A primeira vítima chamava-se Genadi Petrosyan, tinha 69 anos e era natural de Madatshen. Ele escapou do Azerbaijão para Nagorno-Karabakh no final dos anos 1980, uma decisão que correspondeu aos pogroms armênios no Azerbaijão durante o final dos anos 1980 / início dos 1990.

A segunda vítima se chamava Yuri Asryan, que tinha 82 anos e era natural de Azokh. Ambos os homens eram civis. Os dois cristãos foram decapitados por soldados com uniformes das forças armadas do Azerbaijão, segundo o The Guardian.

O cristão armênio Gennady Petrosyan deecapitado por soldados do Arzebaijão
O cristão armênio Gennady Petrosyan,foi deecapitado por soldados do Azerbaijão. Foto – Divulgação/ArmInfo

Na Armênia, eles são chamados de heróis; no Azerbaijão, mártires.
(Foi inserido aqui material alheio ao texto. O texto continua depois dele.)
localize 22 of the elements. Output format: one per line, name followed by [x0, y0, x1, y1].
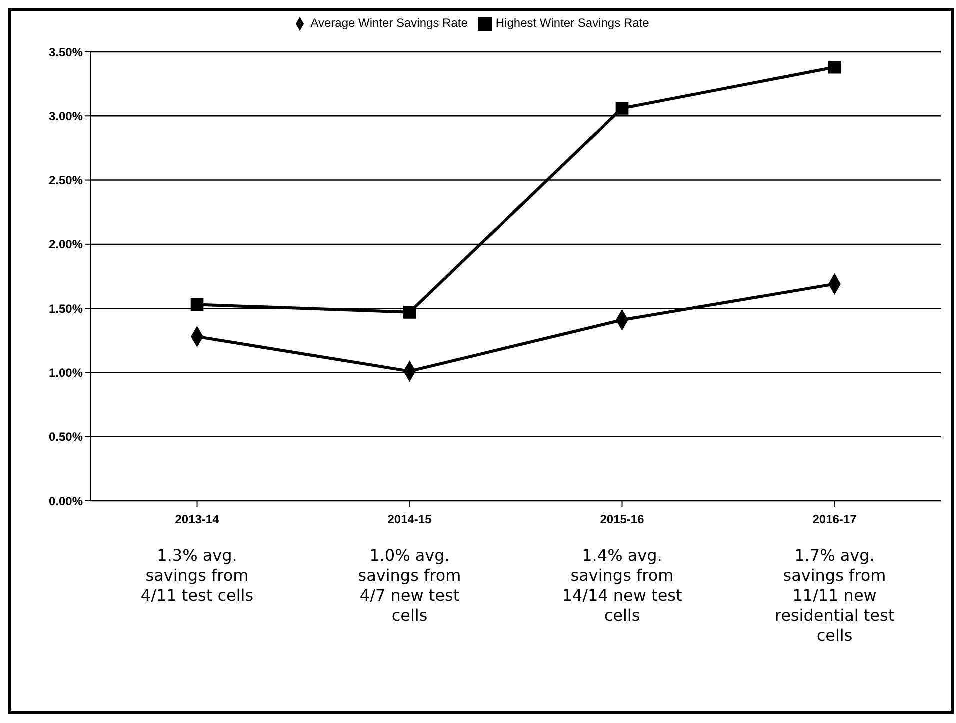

Uma da vítimas morava em uma casa de pedra com chão de terra e sem telhado; o outro em uma cabana de barro com piso de terra e telhado de lona.

Surgiram centenas de vídeos de crimes de guerra violentos cometidos pelas forças armadas do Azerbaijão contra a comunidade armênia. Esses crimes têm uma notável semelhança com as táticas usadas durante o genocídio de 1915 contra os cristãos armênios.

Os vídeos curtos e horríveis dos assassinatos estão entre os piores de uma torrente de imagens que retratam abusos, tortura e assassinato que continuou a surgir mais de um mês depois que um cessar-fogo mediado pela Rússia entrou em vigor.

O expansionismo turco-islâmico

Na verdade, a Turquia (que apoia o Azerbaijão durante este conflito e que foi o principal instigador do genocídio de 1915) deixou claro através da retórica que este conflito é impulsionado por um desejo de expansionismo turco-islâmico.

O Azerbaijão prendeu quatro militares acusados ​​de crimes de guerra (não esses dois crimes especificamente), mas também busca desviar a atenção da pressão internacional fazendo comparações com as ações de outros países.

O Azerbaijão precisa assumir a responsabilidade por seu próprio papel instigador no conflito e por seus próprios crimes de guerra. Também é importante observar que o Azerbaijão ocupa a 168ª posição entre 180 no índice de liberdade de imprensa da RSF. A Armênia, por outro lado, tem uma classificação de 61 de 180.